Como ignorar o que está a acontecer no Brasil?
(Embora, realmente, a pergunta que se impõe seja:
o que é que está a acontecer no Brasil?)
Tal como as autoridades brasileiras, fui apanhada de surpresa pelos protestos em São Paulo - e depois no Rio de Janeiro, Brasília, Fortaleza, Belo Horizonte, e por aí fora. Eu tenho desculpa: com dez dias de férias para gastar, pareceu-me boa ideia desligar do bulício da vida profissional e escapar às solicitações da cidade, e buscar refúgio no interior transmontano português, ver a sombra das nuvens nos montes, ler os meus livros ao som das andorinhas e do rego da aldeia, talvez pegar sinal no celular e talvez não... As autoridades brasileiras não têm desculpa nenhuma: desde o princípio, quase tudo o que disseram e fizeram merece crítica e censura.
Desprevenida, isolada, fui apanhando no noticiário nacional a descrição dos movimentos nas ruas, as manifestações, a repressão, os gritos, e cartazes, as declarações de dirigentes políticos e cartolas esportivos; fui procurando nas redes sociais as impressões, as anedotas, as denúncias, os manifestos, as opiniões, de quem está a viver in loco um momento que sem dúvida ficará registado como histórico na vida brasileira.
De longe, de fora, é difícil ter um retrato completo; é arriscado com informação tão limitada e desconecta consolidar uma posição, emitir uma opinião. Mas certas coisas parecem ser tão óbvias, tão do senso-comum, que é irresistível não as apontar: por exemplo, que o desenvolvimento da sociedade apela inevitavelmente a maior participação e mais democracia; que o exercício da cidadania, em defesa de uma causa justa, pode ser mais poderoso que a mera repetição do voto; que a crise da representação política é um perigoso salto no abismo; que quem se sente desapossado - do espaço público, do debate público, do orçamento público, do serviço público - acabará por fazer ouvir a sua voz e reclamar as suas queixas; que multidões desagregadas, descontroladas, facilmente podem ficar à mercê de interesses difusos...
Poderia continuar, mas não vem ao caso - estas são apenas generalidades; gente bastante mais habilitada do que eu poderá elaborar pensamento concreto que contextualize o fenómeno em curso no Brasil. Dos ecos que fui lendo, ouvindo, vendo, lá bem atrás dos montes, posso falar de uma sucessão de emoções em poucos dias: a surpresa inicial que deu lugar à incredulidade, a curiosidade, a admiração e o orgulho alheio que evoluíram para a dúvida, a desconfiança e a incompreensão. Resumindo, uma confusão.

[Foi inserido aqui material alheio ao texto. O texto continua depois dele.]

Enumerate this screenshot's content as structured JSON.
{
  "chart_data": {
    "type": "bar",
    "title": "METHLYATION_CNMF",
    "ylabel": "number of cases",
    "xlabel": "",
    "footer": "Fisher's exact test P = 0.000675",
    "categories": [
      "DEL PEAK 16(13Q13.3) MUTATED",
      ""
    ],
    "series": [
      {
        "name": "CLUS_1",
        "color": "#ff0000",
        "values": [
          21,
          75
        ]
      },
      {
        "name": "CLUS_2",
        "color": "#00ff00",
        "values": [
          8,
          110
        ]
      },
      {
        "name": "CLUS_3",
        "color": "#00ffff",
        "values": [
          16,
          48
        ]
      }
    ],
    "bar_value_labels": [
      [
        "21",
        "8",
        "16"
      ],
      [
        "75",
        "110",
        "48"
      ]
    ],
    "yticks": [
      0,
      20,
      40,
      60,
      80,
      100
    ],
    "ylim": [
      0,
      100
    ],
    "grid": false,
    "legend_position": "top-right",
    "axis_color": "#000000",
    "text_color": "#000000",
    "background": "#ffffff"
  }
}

Nesta altura, mesmo que as faixas digam que "um professor vale mais do que o Neymar" e que o pessoal faça as contas para comparar quantas escolas, quantos hospitais, quantos programas públicos poderiam ser financiados com o dinheiro aplicado nas grandes obras esportivas, quase já nem faz sentido associar o que se passa com o futebol - o da taça das Confederações ou o da Copa de 2014. Só o pessoal da Fifa parece não perceber nada do que está a acontecer: as declarações dos jogadores canarinhos só podem ser aplaudidas.

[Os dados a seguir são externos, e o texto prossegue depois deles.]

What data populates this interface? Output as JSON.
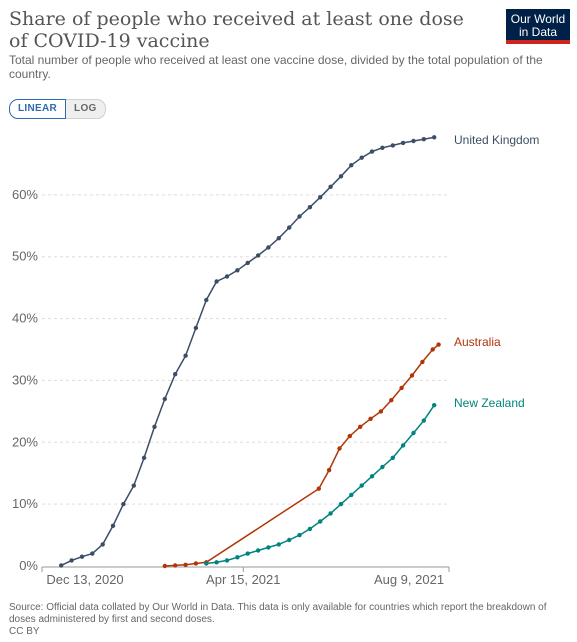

De resto, basta ver o arrepiante clip dos 60 mil na bancada da Arena Castelão a cantar o hino nacional (e já agora também o fenomenal drible de Neymar para o segundo golo do Brasil) para perceber que "uma coisa é uma coisa e outra coisa é outra coisa". Se alguma coisa foi clara e cristalina esta semana foi que os brasileiros nunca deixarão de torcer pela sua selecção e que nunca deixarão de amar e sofrer pelo seu país. Querem ganhar a Copa mas, principalmente, querem um país melhor.
Rita Siza é jornalista do diário português "Público", onde acompanha temas de política internacional, com ênfase na América Latina.